"A Girl's Gotta Eat!"

Tuesday, October 28, 2008

Why Now?

Last night I was driving home from picking up my car at the mechanic & having dinner with Doug when I got a phone call from an out of state number, so I didn’t answer it. Previously in the day I got a few calls from an out of state number & they were trying to fax my cell phone so I assumed this was the same thing. I started wondering if some company had a misprint on their website & now all these people would be faxing me but I quickly discovered that I was wrong. The mystery caller left a message & I listened to it & it was some noise & then a hang up so I figured it was a wrong number. The caller calls again & I again ignore the call because I assume that they dialed the wrong number again but again, they leave a message. I get stopped at a red light & decide to check the message…big mistake!

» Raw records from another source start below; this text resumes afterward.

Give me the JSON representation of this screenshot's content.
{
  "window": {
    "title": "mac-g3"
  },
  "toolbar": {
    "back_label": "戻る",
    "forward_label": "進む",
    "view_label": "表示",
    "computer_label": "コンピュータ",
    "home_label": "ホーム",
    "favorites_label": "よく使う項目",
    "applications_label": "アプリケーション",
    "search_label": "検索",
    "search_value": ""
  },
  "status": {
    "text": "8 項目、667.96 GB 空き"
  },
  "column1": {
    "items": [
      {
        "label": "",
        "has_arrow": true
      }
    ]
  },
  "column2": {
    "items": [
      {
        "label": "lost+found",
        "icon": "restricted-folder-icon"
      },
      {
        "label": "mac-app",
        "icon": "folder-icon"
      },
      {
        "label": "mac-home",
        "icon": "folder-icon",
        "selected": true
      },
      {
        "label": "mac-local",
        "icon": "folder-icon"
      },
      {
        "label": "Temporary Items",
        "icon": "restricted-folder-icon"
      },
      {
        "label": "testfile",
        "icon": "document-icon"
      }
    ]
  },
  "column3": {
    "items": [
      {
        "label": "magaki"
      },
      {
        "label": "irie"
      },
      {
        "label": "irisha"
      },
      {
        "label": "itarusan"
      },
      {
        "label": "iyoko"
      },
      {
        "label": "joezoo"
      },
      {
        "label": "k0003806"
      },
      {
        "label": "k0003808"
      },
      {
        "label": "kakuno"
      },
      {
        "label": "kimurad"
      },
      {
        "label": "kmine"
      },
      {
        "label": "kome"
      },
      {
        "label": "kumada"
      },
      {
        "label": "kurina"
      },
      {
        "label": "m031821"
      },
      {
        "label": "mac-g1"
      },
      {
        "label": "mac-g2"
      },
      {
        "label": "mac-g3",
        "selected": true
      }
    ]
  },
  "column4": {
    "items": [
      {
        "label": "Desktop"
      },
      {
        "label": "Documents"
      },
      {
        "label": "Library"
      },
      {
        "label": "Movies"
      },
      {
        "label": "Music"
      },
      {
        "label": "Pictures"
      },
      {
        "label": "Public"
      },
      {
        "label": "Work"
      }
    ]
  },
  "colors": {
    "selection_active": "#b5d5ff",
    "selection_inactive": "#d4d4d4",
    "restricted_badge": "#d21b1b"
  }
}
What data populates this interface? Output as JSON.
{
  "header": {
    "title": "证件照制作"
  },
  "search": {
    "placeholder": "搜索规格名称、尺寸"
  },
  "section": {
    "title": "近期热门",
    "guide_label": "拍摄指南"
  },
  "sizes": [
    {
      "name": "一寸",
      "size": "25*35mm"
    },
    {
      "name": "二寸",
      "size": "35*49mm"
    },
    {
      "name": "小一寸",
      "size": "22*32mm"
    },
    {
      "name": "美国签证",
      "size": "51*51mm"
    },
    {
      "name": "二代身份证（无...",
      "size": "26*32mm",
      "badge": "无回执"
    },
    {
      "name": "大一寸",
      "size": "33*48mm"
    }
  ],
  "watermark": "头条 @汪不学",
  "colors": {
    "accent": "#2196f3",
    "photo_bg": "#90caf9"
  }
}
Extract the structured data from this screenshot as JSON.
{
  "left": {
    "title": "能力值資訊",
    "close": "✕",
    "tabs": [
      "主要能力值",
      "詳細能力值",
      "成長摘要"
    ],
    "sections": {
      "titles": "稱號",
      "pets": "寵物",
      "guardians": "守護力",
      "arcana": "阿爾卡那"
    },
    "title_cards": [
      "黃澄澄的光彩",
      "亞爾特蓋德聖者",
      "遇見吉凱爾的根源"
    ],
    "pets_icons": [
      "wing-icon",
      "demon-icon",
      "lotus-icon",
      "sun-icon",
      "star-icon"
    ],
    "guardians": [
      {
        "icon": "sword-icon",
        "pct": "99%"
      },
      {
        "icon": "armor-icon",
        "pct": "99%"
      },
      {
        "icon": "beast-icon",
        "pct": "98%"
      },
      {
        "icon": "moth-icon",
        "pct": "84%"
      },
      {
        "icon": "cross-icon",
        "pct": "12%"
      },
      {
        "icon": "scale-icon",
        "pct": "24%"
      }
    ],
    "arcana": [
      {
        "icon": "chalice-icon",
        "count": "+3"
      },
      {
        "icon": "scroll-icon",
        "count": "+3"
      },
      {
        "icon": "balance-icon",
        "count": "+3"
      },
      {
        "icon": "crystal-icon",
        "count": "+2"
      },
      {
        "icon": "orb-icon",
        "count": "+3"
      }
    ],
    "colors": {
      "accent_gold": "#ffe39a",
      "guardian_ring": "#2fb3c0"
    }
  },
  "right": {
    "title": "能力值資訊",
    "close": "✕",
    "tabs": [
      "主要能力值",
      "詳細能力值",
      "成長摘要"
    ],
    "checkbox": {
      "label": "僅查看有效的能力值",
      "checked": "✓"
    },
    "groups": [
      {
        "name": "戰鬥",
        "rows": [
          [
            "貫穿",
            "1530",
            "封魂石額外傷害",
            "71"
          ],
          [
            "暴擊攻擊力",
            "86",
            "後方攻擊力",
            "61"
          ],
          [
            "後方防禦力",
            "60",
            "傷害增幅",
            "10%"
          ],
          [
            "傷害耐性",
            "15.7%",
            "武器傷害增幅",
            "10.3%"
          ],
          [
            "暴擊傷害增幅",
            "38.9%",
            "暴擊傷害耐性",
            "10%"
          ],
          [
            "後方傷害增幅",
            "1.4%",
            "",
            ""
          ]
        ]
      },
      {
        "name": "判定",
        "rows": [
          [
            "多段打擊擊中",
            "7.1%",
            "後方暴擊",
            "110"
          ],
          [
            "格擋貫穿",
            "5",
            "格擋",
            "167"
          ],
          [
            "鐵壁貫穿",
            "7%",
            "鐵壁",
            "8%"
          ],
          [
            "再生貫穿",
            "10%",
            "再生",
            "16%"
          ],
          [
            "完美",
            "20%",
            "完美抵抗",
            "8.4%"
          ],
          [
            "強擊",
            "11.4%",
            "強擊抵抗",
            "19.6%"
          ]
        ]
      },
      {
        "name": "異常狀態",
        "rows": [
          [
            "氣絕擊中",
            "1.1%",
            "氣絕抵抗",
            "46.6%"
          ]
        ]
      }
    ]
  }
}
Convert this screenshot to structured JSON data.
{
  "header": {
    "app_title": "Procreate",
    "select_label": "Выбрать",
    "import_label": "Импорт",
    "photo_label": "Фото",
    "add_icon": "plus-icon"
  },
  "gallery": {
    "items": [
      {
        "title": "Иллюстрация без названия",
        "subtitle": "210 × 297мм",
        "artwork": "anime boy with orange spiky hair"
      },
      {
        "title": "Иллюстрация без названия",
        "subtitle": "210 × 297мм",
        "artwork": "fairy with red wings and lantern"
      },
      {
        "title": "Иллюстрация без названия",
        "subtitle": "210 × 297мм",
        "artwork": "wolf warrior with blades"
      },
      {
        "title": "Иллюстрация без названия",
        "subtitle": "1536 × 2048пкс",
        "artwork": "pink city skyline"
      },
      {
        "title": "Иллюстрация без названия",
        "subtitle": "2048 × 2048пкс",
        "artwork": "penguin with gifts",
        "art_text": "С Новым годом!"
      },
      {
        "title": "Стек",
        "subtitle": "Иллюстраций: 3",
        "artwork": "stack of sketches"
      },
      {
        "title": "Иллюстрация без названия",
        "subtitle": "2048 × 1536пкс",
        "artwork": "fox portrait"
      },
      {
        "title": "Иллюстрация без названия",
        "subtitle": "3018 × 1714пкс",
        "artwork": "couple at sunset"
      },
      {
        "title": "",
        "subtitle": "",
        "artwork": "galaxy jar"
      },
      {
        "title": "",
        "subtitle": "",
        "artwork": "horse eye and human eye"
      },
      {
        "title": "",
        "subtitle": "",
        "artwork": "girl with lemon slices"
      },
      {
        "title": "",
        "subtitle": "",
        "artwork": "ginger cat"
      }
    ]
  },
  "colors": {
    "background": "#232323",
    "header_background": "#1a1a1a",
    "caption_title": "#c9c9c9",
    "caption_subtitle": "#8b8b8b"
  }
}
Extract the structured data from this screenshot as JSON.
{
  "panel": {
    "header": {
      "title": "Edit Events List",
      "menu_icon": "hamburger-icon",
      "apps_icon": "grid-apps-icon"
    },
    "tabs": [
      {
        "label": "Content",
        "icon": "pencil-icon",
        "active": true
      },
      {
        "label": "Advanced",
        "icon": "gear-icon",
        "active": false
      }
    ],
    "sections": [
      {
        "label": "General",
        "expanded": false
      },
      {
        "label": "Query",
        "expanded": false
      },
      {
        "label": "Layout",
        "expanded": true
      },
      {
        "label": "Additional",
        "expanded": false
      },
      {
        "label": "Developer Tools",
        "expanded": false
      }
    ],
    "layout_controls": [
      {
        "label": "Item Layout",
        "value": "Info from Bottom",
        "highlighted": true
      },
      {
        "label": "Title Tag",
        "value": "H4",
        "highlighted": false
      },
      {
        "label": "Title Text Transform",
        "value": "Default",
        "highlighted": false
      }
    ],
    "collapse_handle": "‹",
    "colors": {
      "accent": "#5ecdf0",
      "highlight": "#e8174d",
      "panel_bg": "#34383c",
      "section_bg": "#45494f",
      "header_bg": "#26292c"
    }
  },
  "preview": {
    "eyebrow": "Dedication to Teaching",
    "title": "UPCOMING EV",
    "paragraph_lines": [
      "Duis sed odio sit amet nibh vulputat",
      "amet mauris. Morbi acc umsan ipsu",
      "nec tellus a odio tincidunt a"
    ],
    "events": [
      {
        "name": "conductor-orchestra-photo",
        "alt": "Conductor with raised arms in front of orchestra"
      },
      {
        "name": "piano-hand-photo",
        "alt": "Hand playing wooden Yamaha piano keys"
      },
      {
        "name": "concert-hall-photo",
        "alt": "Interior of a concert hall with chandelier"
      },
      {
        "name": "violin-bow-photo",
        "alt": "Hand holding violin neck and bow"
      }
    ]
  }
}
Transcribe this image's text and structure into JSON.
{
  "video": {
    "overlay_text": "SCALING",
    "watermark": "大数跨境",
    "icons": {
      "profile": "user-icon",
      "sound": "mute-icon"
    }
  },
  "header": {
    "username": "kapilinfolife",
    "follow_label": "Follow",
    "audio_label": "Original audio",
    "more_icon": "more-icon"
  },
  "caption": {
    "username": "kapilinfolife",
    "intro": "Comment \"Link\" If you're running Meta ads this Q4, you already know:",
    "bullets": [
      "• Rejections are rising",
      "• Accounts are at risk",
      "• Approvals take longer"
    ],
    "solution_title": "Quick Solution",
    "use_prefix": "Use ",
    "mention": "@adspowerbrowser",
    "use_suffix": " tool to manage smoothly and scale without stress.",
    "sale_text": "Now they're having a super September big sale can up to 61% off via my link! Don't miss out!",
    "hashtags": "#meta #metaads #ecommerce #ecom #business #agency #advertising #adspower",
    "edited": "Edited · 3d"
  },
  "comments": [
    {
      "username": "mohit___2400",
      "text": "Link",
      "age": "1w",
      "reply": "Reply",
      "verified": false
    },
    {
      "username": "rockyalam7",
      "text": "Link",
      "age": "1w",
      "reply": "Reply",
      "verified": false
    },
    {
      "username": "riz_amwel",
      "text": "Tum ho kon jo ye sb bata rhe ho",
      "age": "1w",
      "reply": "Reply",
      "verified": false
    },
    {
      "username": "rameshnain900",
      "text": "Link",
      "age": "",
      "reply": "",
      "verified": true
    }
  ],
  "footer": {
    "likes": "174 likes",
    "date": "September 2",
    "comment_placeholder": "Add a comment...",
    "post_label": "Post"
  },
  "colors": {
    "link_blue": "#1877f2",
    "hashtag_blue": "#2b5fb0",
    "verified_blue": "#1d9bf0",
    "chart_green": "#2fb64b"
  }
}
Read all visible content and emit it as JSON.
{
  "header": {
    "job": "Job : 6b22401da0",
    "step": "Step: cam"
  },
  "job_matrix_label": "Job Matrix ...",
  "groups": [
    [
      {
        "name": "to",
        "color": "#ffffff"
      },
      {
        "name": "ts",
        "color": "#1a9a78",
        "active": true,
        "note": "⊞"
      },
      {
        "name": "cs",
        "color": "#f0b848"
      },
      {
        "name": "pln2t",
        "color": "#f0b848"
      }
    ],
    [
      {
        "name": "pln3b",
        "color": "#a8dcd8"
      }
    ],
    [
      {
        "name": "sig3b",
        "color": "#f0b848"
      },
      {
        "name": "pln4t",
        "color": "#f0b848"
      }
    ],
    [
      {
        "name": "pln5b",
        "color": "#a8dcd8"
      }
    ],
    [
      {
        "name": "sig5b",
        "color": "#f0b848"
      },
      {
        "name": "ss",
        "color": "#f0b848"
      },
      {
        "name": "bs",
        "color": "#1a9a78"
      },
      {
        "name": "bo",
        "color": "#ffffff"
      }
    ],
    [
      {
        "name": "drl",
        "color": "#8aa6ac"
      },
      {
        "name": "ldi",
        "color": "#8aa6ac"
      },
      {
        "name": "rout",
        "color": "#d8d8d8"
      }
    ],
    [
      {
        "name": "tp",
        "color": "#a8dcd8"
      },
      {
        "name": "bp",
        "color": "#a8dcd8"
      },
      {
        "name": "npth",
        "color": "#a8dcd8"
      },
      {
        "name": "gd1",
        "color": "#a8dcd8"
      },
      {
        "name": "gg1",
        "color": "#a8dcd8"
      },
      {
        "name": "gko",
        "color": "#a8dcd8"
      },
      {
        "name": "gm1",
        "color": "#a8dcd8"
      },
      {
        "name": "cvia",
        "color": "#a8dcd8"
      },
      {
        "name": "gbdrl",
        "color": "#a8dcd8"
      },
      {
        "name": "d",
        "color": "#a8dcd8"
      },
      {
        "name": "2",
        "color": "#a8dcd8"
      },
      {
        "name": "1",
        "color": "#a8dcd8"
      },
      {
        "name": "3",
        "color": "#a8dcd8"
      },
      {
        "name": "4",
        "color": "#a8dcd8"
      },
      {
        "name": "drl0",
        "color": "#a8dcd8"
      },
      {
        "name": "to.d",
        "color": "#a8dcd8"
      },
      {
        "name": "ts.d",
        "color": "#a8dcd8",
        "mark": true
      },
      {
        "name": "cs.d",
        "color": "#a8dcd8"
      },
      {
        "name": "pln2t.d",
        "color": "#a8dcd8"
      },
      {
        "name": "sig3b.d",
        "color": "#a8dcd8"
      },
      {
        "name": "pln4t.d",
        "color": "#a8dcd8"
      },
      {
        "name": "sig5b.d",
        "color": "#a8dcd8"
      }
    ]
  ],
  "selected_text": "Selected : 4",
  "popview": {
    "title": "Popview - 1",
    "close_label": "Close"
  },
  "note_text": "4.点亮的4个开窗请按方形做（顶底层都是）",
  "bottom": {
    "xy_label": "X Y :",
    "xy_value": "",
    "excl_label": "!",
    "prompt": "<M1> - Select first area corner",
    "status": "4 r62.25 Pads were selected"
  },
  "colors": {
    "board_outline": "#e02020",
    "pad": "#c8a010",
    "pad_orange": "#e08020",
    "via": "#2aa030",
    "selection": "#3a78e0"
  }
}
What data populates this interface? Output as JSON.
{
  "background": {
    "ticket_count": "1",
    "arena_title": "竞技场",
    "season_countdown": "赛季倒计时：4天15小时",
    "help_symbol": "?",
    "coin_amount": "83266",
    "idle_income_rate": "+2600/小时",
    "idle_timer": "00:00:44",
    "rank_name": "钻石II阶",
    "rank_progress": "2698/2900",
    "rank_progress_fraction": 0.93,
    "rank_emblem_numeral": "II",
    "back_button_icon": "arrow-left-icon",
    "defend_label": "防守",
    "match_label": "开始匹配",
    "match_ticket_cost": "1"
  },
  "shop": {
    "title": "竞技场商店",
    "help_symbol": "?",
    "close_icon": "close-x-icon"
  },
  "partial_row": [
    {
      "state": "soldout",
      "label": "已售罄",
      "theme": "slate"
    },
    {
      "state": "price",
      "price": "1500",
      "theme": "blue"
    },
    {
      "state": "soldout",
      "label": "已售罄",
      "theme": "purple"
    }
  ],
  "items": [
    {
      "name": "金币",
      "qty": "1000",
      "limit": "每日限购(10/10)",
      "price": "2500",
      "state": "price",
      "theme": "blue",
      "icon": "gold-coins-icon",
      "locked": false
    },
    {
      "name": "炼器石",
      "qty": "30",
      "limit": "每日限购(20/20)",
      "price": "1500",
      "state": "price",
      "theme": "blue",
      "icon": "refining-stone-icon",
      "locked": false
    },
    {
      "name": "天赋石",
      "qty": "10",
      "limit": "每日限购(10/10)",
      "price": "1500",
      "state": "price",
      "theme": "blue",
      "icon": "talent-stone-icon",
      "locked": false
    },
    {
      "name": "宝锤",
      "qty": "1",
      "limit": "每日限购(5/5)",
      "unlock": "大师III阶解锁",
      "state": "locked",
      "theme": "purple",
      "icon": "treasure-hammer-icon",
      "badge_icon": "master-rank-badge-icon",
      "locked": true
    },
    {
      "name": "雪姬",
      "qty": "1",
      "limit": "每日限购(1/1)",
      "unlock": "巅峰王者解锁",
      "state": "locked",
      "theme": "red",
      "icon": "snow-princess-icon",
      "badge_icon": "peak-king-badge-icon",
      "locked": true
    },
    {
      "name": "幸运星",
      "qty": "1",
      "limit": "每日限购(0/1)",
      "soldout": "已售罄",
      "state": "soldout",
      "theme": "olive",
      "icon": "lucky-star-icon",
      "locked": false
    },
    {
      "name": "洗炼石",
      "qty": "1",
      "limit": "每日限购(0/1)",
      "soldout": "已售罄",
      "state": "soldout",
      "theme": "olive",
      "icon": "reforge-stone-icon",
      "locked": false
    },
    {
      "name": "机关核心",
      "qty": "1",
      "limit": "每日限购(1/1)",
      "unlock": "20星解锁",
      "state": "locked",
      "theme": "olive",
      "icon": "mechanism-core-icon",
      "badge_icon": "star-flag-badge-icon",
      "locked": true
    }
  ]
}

I suddenly hear the voice of bad relationship past and honestly come very close to vomiting, right in my car. My heart dove into my stomach like it was trying to hide and I actually started breathing erratically & for fear of hyperventilating I talked myself down. I went ahead & listened to the whole message which went something like “hey, how’s it going, I hadn’t talked to you in a while so I thought I’d see how you had been and what’s new and all, call me when you can either at this number or mine” the second the message was over I deleted it. This ex is the only ex I have who makes me feel this way, I have not spoken to him in a year and a half & have not seen him in 2 years, actually, almost exactly 2 years and I guess I kind of hoped I’d never hear from or see him ever again. Now, I’m on excellent terms with all of my living exes except for 2 & 1 has little to do with our relationship he’s just a really bad friend & I don’t have room for that. This guy though, made my life a living hell for so long, he treated me like crap, he made me feel bad about myself, he used me, and so on but obviously there were things that were good enough for me to stay until one day I just woke up. Suddenly, I realized that none of it was his fault it was all mine, my fault for allowing the behavior to continue so I ended it, for real ended it & that was that. I wasn’t as upset as I thought I would be about the split either, I actually felt much lighter & free & I loved it! Not long after that my life totally started turning around, I got a great job & started dating someone else which was good for a short time, then we opted for friendship instead. About 6 months after the split I hardly even thought of that bastard, I deleted him from my cell phone & my email address book, as far as any stranger would be concerned I don’t even know the douche bag & then poof, here he comes to ruin my day yet again! Do assholes like this have some sort of freaking radar or something? I mean, I’m very happy these days personally & professionally and then bam, here comes this shit! He was probably just chilling at home watching TV & then ding “I think Kel is happy, let’s ruin her night”.

I immediately called Wendy all in a frazzle & she talked me down. I have decided that I am going to call him, tell him I’m happy, wish him the best & leave it at that. I don’t want bad blood but I don’t want him thinking he can just roll back up in my life & treat me the way he did before. I am a different person than I was then but I know how he his & I don’t trust him, I don’t believe anything that comes out of his mouth but I know how he works. He’s one of these dudes that is like a chick if you will, batting his eyelashes acting all innocent & sweet & buttering you up to stab you when you aren’t expecting it then makes you think it was all your fault. Well, I’m older & wiser & refuse to fall for some bullshit antics like these. I wasn’t going to call at all but I realize that if I don’t he’s just going to call again in 6 months & make me feel like this all over again so today, I will return that effing call (thanks to another friend who still has his number) & make nice & then move on with my life leaving this situation a closed book that I never want to read again.